One slip, and even their shadow suits wouldn’t protect them from the impact with the ground.
Chapter 6 (#ulink_1904aede-64c6-5b17-afab-69326881b2a9)
Hours before Brigid Baptiste even contemplated the course across the surging lava field, Neekra opened her eyes for the first time.
Neekra felt drunk, unsteady and the very effort of lifting her own eyelids required consummate concentration and will. Her body felt as if it were only half alive. Then she realized the utter silence, the complete darkness of a world she had been in touch with for two thousand years, was a smothering curtain over her. She fought to part her lips, but they were sticky against each other, the very act of breathing draining strength from what little spark of life she retained within herself.
The “dark” world, that horrible void of silence and nothingness, only seemed to make the small sliver of her senses that still worked seem so much brighter. She could make out the dull vibrations, seemingly gibberish at first, but then she began to associate each grunt and spit with language. And it was not the high tongue of the Annunaki.
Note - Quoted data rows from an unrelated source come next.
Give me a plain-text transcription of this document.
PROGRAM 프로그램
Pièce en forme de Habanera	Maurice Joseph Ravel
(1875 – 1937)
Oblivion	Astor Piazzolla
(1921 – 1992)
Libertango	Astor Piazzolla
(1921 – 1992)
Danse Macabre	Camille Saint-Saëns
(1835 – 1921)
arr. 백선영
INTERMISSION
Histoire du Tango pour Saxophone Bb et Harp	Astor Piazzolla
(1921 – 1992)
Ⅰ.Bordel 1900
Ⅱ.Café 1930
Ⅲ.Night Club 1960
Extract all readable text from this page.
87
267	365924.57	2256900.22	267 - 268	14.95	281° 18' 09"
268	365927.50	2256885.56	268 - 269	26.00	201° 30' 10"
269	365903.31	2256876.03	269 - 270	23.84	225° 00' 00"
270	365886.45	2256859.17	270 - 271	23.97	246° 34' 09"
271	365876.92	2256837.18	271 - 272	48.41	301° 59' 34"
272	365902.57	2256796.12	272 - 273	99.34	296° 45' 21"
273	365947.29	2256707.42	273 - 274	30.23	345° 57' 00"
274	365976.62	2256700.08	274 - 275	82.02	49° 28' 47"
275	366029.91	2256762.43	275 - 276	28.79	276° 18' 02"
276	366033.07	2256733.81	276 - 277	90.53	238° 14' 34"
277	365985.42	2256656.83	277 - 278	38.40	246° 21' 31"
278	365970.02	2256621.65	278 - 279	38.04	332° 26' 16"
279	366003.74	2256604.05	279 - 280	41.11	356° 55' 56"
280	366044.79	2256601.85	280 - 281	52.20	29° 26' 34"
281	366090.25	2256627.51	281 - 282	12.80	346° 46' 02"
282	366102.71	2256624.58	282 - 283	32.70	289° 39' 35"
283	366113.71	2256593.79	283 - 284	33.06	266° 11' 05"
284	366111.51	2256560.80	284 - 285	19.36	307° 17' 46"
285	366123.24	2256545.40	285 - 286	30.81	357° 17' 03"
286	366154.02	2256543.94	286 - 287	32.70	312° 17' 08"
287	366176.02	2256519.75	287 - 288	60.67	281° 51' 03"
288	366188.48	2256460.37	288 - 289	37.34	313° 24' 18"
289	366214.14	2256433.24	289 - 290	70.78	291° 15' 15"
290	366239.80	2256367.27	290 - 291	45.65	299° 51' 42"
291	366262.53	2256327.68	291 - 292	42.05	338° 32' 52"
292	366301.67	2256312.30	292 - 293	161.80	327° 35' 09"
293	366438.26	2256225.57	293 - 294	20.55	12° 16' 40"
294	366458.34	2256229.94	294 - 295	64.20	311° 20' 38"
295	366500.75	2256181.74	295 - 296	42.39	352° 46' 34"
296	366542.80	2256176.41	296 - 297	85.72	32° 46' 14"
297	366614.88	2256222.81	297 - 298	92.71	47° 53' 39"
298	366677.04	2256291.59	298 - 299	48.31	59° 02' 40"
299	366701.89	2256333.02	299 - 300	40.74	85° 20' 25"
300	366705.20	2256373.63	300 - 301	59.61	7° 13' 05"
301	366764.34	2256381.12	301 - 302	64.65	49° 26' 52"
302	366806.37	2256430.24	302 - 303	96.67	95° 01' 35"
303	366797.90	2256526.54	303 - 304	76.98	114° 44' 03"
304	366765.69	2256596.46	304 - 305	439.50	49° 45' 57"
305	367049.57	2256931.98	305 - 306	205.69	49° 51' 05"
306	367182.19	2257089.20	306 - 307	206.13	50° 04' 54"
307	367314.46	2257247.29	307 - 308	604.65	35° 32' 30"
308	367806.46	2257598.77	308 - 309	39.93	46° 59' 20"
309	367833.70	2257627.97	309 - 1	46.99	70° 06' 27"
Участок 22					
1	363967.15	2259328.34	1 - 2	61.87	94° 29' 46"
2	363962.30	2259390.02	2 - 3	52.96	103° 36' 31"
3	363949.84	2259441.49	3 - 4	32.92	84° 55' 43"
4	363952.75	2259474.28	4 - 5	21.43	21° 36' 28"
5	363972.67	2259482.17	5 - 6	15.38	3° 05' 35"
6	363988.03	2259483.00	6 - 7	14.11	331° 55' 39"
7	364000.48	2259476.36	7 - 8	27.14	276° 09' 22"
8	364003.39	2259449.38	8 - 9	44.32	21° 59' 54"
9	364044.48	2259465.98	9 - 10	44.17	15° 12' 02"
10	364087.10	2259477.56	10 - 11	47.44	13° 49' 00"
The sun was just rising in what she presumed was the east, and though the vulgar splash of all colors would seem bright to human eyes, Neekra wept for those frequencies of the electromagnetic spectrum no longer open to her.
“Why are you crying?” came the guttural tongue of humans and other apes. She swiveled her eyes and gazed upon Durga, who crouched beside her.
“What...did...you do?” she managed to croak out in that mutt language. “Why...”
Durga tilted his head. She thought of him as human despite the cobra hood, a sheet of scaled muscle from the sides of his head to his shoulders, and despite the snake scales that armored his fit, trim body. He was one of “Uncle” Enki’s silly spawn, the Nagah, long surpassed in favor of the hairless apes from which Enki spawned the cobra men.
Enlil had at least told his children, Neekra among them, that Enki had forsaken the cobra men, leaving them as freaks in a world no longer their own. The Nagah were hidden underground for the very reason that they were inhuman. People outside of India feared cobras, rather than respected them as on the subcontinent. Imprisoned in their own tomb beneath the surface of the Earth, they maintained their exile from humanity, even past the collapse of mankind’s civilization.
Although that wasn’t quite true.
Durga’s people had increased in population as others entered the stability of the underground empire. Many chose to remain human; others opted to evolve themselves in the legendary “cobra baths.”
Their corner of India, up until Durga’s attempted coup, had become a relative paradise. Unfortunately, a war between the Millennium Consortium, Cerberus redoubt, Enlil and Durga’s personal guard had left the city of Garuda heavily damaged and thousands dead. It was still recovering.